Ve zaman iyisiyle kötüsüyle ilerlemeye devam ediyor… Erken yaşta evlenen çocuk bir yetişkin oluyor ama dönüp arkasına baktığında yaşanmamış bir çocukluk, ergenlik, ihtiyaç duyduğu sevgi, ilgi ve eğitimin yaşanmadığını, erken yaşta tadılan annelik duygusu ve beraberinde gelen birçok sorumluluklarla yaşamaya çalışıyor.

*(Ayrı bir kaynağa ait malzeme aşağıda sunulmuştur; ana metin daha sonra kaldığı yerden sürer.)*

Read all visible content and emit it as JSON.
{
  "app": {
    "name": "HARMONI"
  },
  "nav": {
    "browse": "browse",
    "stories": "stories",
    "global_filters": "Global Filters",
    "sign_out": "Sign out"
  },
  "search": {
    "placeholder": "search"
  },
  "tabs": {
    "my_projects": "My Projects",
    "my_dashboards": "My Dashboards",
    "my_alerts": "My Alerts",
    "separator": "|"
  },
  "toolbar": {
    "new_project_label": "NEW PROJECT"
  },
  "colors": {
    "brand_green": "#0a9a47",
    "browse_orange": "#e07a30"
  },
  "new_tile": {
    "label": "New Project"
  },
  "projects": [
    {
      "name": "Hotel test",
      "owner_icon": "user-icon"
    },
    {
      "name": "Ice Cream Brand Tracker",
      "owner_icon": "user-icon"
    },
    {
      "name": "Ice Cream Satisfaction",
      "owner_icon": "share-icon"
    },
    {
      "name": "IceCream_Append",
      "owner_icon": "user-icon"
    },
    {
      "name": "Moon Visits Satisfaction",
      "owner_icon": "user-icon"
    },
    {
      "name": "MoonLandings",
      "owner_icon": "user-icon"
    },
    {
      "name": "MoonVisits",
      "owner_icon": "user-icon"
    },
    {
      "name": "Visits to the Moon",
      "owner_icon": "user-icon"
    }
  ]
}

Yaş ilerledikçe ve 25-30 yaşlarına geldiğinde yine istekler, arzular, farklılaşıyor. Doğal olarak eşin yaşı da bir o kadar ilerlediği için farklı oluşan çatışmalarda eklenerek devam ediyor. Yapılan hatanın geri dönüşü olmadığı, olsa da bunun daha büyük riskler oluşturduğu düşünülüyor. Ve tam o sırada “Boşanmak istiyorum ama….” İfadeleri kullanılmaya başlandığı söylenebilir. Boşanmak istiyorum ama çocuklarımla ne yaparım, nerede yaşarım, nasıl geçinirim, ailem ne der, eş-dost-akrabalar nasıl tepki verir, eşim bunu kabul etmez ve yine bilmediğimiz daha birçok amalar mutsuz bir evliliğin sürdürülmesine neden olmaktadır. Her şeyden önemlisi mutsuz bir evliliğin oluşması ile kişide olan psikolojik problemler kişinin yaşam dengesini alt üst etmesine neden olmaktadır. Yapılan bir araştırmada erken yaşta evlenen kız çocuklarının %29’unda intihar düşüncesine sahip olduğu, %21’inde ise intihar girişimi olduğu ortaya koyulmuştur. Bu nedenle sağlanabilecek sosyal destek ya da psikolojik destek oluşabilen ruhsal problemleri engellemede oldukça önemlidir.

 

Sayfa içeriği sadece bilgilendirme amaçlıdır, tanı ve tedavi için mutlaka doktorunuza başvurunuz.